To condense: Kizzy is re-homed with understanding Miss Brooke, though with more than a little resistance from Kizzy who was quite content in the Admiral’s bachelor establishment. The bullying at school escalates into a physical episode where Kizzy is injured, bringing the situation at long last to the official notice of the village adults who had been letting things work themselves out. The young bullies are allowed their chance at redemption; Kizzy learns to love dedicated Miss Brooke; a proper home is providentially provided; and all’s well that ends well.

For all of the predictability and sometimes glaring flaws in the plot-line, this story works out quite well. We develop an affection and admiration for this stubbornly individual child who refuses to be a victim of fate, even while being tossed and turned by events beyond her control. Though the ending is a little too good to be true, we feel that justice has been done at last; it serves to satisfy the moral craving for “good to be rewarded, wicked to be punished” which lies at the heart of all classic story tales.

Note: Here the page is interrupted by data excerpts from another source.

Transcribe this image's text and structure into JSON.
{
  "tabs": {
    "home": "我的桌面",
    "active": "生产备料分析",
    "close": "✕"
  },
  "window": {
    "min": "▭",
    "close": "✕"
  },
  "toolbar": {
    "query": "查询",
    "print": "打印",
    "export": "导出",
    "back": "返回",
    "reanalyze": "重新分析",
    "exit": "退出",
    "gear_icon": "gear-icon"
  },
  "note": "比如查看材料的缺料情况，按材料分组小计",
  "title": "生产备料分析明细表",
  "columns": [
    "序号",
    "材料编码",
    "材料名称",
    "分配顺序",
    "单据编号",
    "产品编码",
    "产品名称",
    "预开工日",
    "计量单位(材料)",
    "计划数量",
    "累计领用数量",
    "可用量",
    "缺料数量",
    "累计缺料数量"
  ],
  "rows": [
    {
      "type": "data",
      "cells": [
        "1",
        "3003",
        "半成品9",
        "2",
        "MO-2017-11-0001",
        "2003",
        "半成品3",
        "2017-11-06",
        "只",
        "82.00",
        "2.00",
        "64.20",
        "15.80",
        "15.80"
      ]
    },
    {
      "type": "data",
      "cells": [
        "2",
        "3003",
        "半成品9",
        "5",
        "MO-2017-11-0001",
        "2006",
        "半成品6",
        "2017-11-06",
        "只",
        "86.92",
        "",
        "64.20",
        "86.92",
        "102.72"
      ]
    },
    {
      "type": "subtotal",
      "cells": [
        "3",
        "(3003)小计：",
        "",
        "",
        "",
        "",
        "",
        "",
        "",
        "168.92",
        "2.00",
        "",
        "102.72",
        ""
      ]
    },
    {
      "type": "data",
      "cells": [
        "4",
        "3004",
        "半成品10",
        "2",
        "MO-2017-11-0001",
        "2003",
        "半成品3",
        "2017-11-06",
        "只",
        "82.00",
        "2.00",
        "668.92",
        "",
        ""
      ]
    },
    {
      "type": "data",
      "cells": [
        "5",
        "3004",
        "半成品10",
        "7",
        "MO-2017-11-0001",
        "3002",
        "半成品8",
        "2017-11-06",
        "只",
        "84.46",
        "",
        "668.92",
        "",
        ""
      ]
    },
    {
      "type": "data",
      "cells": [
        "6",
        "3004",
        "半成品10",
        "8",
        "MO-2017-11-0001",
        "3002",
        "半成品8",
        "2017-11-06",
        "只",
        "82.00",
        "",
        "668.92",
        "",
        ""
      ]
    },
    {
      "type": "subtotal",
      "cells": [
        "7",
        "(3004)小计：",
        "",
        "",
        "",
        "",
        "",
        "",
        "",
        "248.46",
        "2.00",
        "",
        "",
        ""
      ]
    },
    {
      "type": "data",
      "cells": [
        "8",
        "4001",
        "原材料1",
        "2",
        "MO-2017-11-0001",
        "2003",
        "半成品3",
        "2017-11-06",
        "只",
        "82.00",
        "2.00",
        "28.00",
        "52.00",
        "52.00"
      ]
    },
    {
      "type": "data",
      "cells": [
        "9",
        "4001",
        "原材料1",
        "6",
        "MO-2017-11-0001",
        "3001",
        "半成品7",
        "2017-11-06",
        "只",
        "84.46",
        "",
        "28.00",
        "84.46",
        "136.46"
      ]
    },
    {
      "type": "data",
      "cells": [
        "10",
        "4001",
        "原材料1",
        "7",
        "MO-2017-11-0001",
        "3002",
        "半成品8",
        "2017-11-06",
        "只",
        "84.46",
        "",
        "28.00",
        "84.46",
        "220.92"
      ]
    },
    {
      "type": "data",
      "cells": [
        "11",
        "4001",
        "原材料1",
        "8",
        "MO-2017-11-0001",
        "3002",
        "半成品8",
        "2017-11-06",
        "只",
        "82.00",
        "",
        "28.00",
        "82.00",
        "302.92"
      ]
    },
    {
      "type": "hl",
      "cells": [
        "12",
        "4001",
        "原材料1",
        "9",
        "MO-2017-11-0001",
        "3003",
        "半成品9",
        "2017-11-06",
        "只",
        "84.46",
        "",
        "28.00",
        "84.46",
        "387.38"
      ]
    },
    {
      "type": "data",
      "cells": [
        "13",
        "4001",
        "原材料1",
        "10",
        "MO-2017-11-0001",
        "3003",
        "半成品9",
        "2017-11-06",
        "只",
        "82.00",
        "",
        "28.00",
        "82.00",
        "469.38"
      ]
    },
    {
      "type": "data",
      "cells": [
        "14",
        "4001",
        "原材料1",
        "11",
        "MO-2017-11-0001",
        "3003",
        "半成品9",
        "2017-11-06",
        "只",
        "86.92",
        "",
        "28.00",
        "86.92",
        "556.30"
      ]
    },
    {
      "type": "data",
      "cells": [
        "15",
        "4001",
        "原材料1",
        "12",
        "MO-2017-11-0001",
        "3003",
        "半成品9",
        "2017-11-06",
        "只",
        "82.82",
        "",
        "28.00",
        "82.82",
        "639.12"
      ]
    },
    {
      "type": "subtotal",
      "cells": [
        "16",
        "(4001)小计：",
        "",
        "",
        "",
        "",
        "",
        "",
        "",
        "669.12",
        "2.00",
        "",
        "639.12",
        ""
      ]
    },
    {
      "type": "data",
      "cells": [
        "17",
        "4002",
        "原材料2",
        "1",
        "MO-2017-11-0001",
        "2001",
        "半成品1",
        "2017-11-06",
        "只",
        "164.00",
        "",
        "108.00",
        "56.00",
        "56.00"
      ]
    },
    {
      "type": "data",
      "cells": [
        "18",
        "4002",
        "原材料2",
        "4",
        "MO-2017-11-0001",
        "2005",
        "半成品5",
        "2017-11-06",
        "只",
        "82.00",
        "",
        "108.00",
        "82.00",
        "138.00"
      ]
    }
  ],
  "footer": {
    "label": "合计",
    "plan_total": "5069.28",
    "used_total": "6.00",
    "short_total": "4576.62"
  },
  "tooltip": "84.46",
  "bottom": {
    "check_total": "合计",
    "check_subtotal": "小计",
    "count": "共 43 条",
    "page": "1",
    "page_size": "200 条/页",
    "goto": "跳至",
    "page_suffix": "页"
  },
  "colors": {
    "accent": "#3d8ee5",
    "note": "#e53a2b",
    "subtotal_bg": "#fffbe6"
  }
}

A bit of a period piece. Especially dated, in my opinion, is the episode of the young girl being left in the intimate care of three men completely unrelated to her, with the full approval of the local doctor and the child welfare officer – does anyone else raise an eyebrow at this unlikely nowadays scenario? A sentimental read for teens and adults, and a generally interesting and satisfying children’s book.

Read-Aloud:  Works well as a read-aloud for all ages of children, though prepare for discussion of the bullying as it is quite graphic. There are also two deaths (Granny and Joe), plus a nearly tragic episode involving a house fire. The narrative jumps around somewhat, making it challenging to follow for very young children; I’m thinking 6 or 7 and up is best though littler ones could certainly listen in. This story moves along at a good pace and holds interest well both for the reader and the listeners.

Read-Alone: Good chapter book for fluent readers in the 7-ish to 11-ish year-old age range. Written with an advanced (adult) style and vocabulary; not at all an “easy reader” but a “real book” for a novice bibliovore to tackle.